The index identifies it from the Mozarabic Rite — the dominant form of worship in Muslim Spain, as distinguished by the now-dominant Latin Rite — is a darling interest of students of liturgy, preserved in a single chapel among the Catholics, but revived by the Anglicans in Spain. A trial prayerbook in Mexico strongly commended by the United States Episcopalians also revived the Mozarabic rite. It didn’t take.

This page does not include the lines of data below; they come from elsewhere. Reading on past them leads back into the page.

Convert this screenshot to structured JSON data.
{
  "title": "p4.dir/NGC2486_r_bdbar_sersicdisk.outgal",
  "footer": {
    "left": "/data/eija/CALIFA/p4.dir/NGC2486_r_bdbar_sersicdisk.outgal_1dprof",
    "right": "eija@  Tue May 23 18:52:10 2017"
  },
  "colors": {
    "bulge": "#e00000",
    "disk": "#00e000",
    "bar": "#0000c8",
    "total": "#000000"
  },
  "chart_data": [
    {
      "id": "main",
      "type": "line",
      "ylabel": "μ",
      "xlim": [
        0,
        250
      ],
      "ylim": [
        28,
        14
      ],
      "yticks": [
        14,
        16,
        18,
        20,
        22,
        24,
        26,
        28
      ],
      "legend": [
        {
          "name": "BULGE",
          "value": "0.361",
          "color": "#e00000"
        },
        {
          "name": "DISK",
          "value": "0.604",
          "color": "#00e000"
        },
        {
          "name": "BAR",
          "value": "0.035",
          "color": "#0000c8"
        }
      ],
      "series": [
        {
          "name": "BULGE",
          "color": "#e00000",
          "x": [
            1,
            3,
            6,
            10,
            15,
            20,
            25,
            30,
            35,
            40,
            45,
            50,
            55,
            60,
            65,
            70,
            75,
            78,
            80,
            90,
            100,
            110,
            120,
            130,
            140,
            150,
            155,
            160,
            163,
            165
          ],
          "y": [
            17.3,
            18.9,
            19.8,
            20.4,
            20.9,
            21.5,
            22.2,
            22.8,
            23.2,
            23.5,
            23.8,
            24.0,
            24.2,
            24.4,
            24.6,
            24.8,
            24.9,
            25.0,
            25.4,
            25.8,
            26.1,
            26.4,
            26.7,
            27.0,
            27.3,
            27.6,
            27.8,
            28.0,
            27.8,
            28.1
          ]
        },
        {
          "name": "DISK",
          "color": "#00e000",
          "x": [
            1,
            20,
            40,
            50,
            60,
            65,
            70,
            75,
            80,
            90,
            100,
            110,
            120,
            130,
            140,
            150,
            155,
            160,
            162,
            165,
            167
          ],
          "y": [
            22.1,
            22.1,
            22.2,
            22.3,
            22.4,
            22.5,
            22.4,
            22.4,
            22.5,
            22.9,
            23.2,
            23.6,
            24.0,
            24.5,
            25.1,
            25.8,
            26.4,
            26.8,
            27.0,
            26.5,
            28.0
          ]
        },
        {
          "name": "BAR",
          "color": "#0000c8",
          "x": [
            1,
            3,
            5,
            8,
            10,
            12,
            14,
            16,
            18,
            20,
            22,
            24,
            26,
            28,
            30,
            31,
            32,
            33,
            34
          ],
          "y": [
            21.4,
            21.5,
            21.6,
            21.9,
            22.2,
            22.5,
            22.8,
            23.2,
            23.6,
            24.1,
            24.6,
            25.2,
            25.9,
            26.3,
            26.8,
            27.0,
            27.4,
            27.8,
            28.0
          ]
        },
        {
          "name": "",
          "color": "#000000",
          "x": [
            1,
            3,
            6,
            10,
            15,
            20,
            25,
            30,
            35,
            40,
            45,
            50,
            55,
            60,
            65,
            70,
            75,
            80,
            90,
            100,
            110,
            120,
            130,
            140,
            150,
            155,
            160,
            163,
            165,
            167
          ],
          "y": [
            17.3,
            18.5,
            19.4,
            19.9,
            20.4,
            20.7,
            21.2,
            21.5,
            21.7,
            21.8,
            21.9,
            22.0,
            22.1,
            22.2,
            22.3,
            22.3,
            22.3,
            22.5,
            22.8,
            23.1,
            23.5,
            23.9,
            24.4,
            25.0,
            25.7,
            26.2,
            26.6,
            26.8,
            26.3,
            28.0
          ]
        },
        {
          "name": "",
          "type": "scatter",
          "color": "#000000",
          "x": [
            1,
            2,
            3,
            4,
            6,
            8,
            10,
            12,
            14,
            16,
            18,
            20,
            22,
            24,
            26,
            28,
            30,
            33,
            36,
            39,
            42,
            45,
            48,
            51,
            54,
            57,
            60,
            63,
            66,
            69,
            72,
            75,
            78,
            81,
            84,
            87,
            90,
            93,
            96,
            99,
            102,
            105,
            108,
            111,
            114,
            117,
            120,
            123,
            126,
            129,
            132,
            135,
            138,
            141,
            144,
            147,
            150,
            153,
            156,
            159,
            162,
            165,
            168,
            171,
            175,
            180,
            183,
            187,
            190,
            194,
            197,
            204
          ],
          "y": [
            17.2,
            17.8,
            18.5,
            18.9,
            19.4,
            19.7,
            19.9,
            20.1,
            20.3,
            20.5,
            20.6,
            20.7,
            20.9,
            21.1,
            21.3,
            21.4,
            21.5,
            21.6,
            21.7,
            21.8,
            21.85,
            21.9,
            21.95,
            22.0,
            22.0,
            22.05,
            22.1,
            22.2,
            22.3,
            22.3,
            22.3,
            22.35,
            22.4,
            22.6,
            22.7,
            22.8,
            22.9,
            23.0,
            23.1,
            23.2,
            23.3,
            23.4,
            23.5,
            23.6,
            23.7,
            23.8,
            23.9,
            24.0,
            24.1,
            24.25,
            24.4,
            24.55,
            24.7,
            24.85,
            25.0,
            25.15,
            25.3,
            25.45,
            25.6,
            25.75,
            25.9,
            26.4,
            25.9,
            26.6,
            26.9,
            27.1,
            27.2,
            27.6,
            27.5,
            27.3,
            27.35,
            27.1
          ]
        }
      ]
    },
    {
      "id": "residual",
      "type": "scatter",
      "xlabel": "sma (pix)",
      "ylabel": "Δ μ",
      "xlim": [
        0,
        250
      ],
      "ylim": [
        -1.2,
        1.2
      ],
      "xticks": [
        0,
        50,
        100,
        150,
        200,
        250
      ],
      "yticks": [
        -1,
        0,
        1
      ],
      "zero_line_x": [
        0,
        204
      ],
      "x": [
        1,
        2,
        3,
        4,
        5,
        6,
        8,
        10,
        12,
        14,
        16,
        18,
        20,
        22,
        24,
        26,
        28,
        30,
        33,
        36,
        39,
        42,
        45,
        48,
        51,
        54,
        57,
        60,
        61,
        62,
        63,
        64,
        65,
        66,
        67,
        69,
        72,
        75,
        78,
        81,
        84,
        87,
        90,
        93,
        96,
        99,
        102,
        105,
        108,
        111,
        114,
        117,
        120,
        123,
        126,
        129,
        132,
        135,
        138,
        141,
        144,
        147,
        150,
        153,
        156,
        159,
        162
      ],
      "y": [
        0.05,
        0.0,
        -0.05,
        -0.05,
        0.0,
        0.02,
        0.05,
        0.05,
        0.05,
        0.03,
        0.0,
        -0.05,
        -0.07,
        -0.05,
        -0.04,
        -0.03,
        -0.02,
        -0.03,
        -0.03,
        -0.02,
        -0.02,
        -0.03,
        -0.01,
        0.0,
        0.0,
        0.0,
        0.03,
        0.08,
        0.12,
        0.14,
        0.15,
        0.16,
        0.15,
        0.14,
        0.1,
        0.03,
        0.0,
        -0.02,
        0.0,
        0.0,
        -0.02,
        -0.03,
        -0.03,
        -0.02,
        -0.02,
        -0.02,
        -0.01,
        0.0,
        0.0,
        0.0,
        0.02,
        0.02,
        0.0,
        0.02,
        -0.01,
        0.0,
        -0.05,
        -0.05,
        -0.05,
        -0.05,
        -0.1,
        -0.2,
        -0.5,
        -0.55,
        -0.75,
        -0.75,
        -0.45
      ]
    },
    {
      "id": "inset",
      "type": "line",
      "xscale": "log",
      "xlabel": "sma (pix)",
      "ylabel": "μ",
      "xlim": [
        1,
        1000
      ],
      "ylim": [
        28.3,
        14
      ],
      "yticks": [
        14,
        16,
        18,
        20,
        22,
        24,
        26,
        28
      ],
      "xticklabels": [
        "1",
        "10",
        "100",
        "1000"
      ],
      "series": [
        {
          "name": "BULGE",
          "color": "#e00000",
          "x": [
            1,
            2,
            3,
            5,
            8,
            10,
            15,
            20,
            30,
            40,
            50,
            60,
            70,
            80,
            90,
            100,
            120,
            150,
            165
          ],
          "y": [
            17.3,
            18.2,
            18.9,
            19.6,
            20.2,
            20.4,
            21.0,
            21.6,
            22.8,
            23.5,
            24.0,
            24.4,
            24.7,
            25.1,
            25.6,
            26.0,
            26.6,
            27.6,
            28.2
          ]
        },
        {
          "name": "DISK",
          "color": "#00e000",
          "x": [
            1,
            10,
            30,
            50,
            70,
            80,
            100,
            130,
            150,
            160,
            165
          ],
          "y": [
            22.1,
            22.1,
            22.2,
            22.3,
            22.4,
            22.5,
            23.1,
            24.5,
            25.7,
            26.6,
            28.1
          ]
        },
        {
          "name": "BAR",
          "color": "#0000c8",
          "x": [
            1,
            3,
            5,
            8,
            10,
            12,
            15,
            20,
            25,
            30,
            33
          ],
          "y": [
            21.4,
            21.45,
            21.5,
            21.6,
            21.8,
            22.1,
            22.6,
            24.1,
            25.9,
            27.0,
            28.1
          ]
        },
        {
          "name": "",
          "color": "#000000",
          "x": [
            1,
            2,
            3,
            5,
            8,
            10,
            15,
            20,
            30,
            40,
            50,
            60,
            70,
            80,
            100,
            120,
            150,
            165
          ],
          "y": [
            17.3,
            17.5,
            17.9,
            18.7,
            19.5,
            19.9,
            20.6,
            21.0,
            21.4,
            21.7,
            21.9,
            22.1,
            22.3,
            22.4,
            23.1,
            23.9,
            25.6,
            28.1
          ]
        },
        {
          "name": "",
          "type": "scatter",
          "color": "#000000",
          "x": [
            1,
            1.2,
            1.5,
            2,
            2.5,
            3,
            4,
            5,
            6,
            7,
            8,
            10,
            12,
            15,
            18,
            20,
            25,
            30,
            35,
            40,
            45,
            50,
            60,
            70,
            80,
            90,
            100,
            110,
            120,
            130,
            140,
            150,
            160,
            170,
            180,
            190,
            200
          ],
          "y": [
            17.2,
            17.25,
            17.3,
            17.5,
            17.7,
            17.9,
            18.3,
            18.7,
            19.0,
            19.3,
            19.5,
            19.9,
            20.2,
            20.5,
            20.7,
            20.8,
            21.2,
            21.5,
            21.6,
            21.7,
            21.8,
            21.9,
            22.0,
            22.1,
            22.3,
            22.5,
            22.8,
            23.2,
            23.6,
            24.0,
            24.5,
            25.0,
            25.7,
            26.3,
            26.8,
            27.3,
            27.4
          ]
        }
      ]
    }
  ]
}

But this prayer in particular was widely antologized, found in ecumenical hymnals for youth and the armed forces, plus Episcopalian, Lutheran and Congregationalist formulations, from the Progressive Age to the Second World War — the era Hymns of the Spirit (1937) was composed. An Episcopal prayerbook for solders and saliors puts the prayer under a heading that typifies the time: “For victory over temptation.” Likewise one for scouts: “For purity”. (PDF)
So where does this bit of liturgical saltpeter appear in English translation? Hard to say. I cannot yet find a reference earlier than 1913, and nothing quite like it appears in the studies the Episcopalians made for the Mexican church, this Collect for Grace being the closest (and perhaps the source) in Charles R. Hale’s Mozarabic Collects Translated and Arranged from the Ancient Liturgy of the Spanish Church (1881):
O Lord Jesus Christ, Who didst take upon Thee the weakness of our mortal nature; Grant that we may pass this day in safety, and without sin, resisting all the temptations of the enemy, and that at eventide we may joyfully praise Thee, O King Eternal; Through Thy mercy, O our God, Who art blessed, and dost live, and govern all things, world without end. Amen.
A good place to leave it.
What I always find fascinating about stuff like this, is that it points to a world of Unitarianism and Universalism that was far more liturgical. A world most contemporary UU’s often don’t know exists, or that we perhaps willfully deny the existence of. Perhaps because such a world does not fit inside our own internal narrative of who we have been (liberals with a shared prayer practice).